Beyond the pulpit
By AMANDA RIPLEY
As the candidates eye the South Carolina primary, they are reinventing the way they court the African-American vote
The Buffalo Soldiers are invading the diners and barbershops of South Carolina. The political soldiers, named after a 19th century black Army regiment, once stormed black neighborhoods to get out the vote for Bill Clinton.
This year they are canvassing for Wesley Clark, but the battle isn't so simple this time. Last Thursday, as Buffalo Soldiers in black cavalry hats and boots gathered around Rhonda Court, 40, an apartment-complex manager eating lunch at LJ's Soul Food Cafe in Charleston, she wasn't satisfied with the cowboy pitch.
"What's Clark all about on Medicaid and getting lower-income families better access to health coverage?" she wanted to know.
Bill Clinton is gone, and so is Jesse Jackson.
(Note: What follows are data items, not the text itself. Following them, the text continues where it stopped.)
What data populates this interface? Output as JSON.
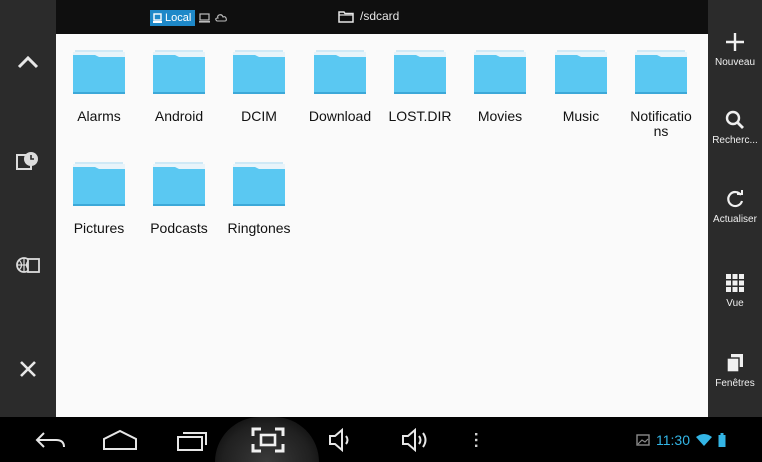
{
  "header": {
    "storage_tab_local": "Local",
    "path": "/sdcard"
  },
  "folders": [
    {
      "name": "Alarms"
    },
    {
      "name": "Android"
    },
    {
      "name": "DCIM"
    },
    {
      "name": "Download"
    },
    {
      "name": "LOST.DIR"
    },
    {
      "name": "Movies"
    },
    {
      "name": "Music"
    },
    {
      "name": "Notificatio ns"
    },
    {
      "name": "Pictures"
    },
    {
      "name": "Podcasts"
    },
    {
      "name": "Ringtones"
    }
  ],
  "actions": {
    "new_label": "Nouveau",
    "search_label": "Recherc...",
    "refresh_label": "Actualiser",
    "view_label": "Vue",
    "windows_label": "Fenêtres"
  },
  "left_rail_icons": [
    "chevron-up-icon",
    "history-icon",
    "storage-icon",
    "close-icon"
  ],
  "nav_icons": [
    "back-icon",
    "home-icon",
    "recent-apps-icon",
    "screenshot-icon",
    "volume-down-icon",
    "volume-up-icon",
    "menu-icon"
  ],
  "status_bar": {
    "time": "11:30"
  },
  "colors": {
    "accent": "#33b5e5",
    "folder": "#5ac8f2",
    "tab_active": "#1e88c8"
  }
}
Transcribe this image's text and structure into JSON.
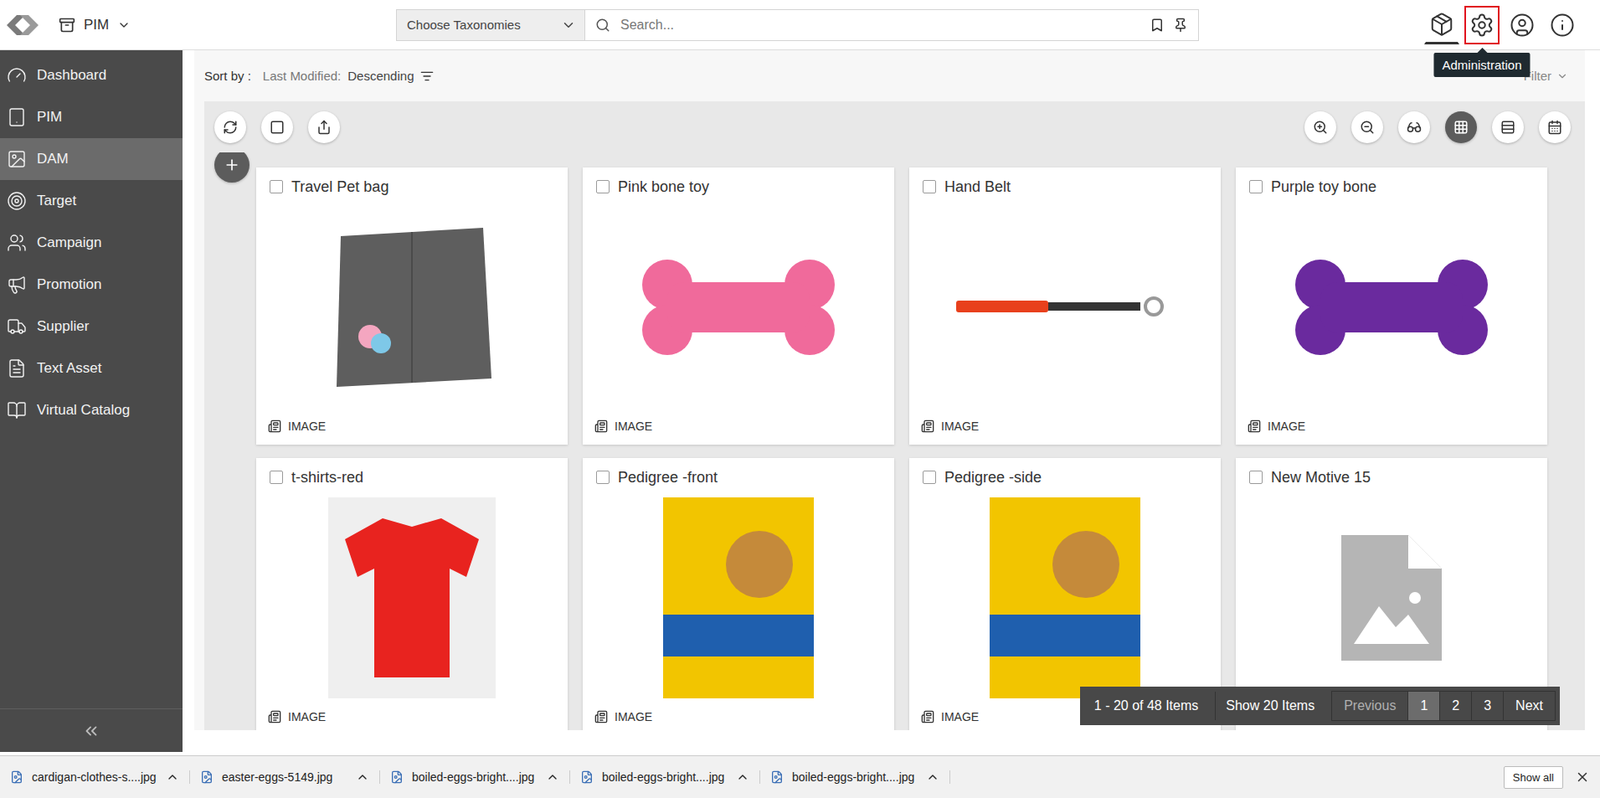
{
  "header": {
    "module": "PIM",
    "taxonomy_placeholder": "Choose Taxonomies",
    "search_placeholder": "Search...",
    "icons": [
      {
        "kind": "box",
        "selected": true,
        "highlighted": false
      },
      {
        "kind": "settings",
        "selected": false,
        "highlighted": true
      },
      {
        "kind": "user",
        "selected": false,
        "highlighted": false
      },
      {
        "kind": "info",
        "selected": false,
        "highlighted": false
      }
    ],
    "tooltip": "Administration"
  },
  "sidebar": {
    "items": [
      {
        "label": "Dashboard",
        "selected": false
      },
      {
        "label": "PIM",
        "selected": false
      },
      {
        "label": "DAM",
        "selected": true
      },
      {
        "label": "Target",
        "selected": false
      },
      {
        "label": "Campaign",
        "selected": false
      },
      {
        "label": "Promotion",
        "selected": false
      },
      {
        "label": "Supplier",
        "selected": false
      },
      {
        "label": "Text Asset",
        "selected": false
      },
      {
        "label": "Virtual Catalog",
        "selected": false
      }
    ]
  },
  "sort": {
    "label": "Sort by :",
    "field": "Last Modified:",
    "order": "Descending"
  },
  "filter": {
    "label": "Filter"
  },
  "tools_left": [
    {
      "kind": "refresh"
    },
    {
      "kind": "select"
    },
    {
      "kind": "export"
    }
  ],
  "tools_right": [
    {
      "kind": "zoom-in",
      "selected": false
    },
    {
      "kind": "zoom-out",
      "selected": false
    },
    {
      "kind": "preview",
      "selected": false
    },
    {
      "kind": "grid",
      "selected": true
    },
    {
      "kind": "list",
      "selected": false
    },
    {
      "kind": "calendar",
      "selected": false
    }
  ],
  "cards": [
    {
      "title": "Travel Pet bag",
      "type": "IMAGE",
      "checked": false,
      "kind": "bag",
      "color": "#5e5e5e"
    },
    {
      "title": "Pink bone toy",
      "type": "IMAGE",
      "checked": false,
      "kind": "bone",
      "color": "#f06a9b"
    },
    {
      "title": "Hand Belt",
      "type": "IMAGE",
      "checked": false,
      "kind": "belt",
      "color": "#e8401c"
    },
    {
      "title": "Purple toy bone",
      "type": "IMAGE",
      "checked": false,
      "kind": "bone",
      "color": "#6a2a9e"
    },
    {
      "title": "t-shirts-red",
      "type": "IMAGE",
      "checked": false,
      "kind": "shirt",
      "color": "#e8231f"
    },
    {
      "title": "Pedigree -front",
      "type": "IMAGE",
      "checked": false,
      "kind": "food",
      "color": "#f2c500"
    },
    {
      "title": "Pedigree -side",
      "type": "IMAGE",
      "checked": false,
      "kind": "food",
      "color": "#f2c500"
    },
    {
      "title": "New Motive 15",
      "type": "IMAGE",
      "checked": false,
      "kind": "placeholder",
      "color": "#b5b5b5"
    }
  ],
  "pagination": {
    "range": "1 - 20 of 48 Items",
    "page_size": "Show 20 Items",
    "previous": "Previous",
    "next": "Next",
    "previous_disabled": true,
    "pages": [
      {
        "label": "1",
        "selected": true
      },
      {
        "label": "2",
        "selected": false
      },
      {
        "label": "3",
        "selected": false
      }
    ]
  },
  "downloads": {
    "items": [
      "cardigan-clothes-s....jpg",
      "easter-eggs-5149.jpg",
      "boiled-eggs-bright....jpg",
      "boiled-eggs-bright....jpg",
      "boiled-eggs-bright....jpg"
    ],
    "show_all": "Show all"
  }
}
This time there is no easy or natural choice for black voters. Next week will be the candidates' first real test among this constituency in the "Southern gateway" primary in South Carolina, in which African Americans will probably make up as much as 50% of voting Democrats.
This year the candidates are finding they must do more if they are going to capture the imagination and the votes of the demographic that is critical not only to a victory in the primaries but also to giving a Democrat a chance against George Bush.
"Just saying the name Martin Luther King a couple of times is not enough," says Joy-Ann Lomena Reid, who writes on black issues for the Miami Herald.
One thing that would help is if we didn't have two whitebread states like Iowa and New Hampshire to open the primary season and get all the time, attention, and money. It would be interesting to see what would happen if South Carolina was first in the nation.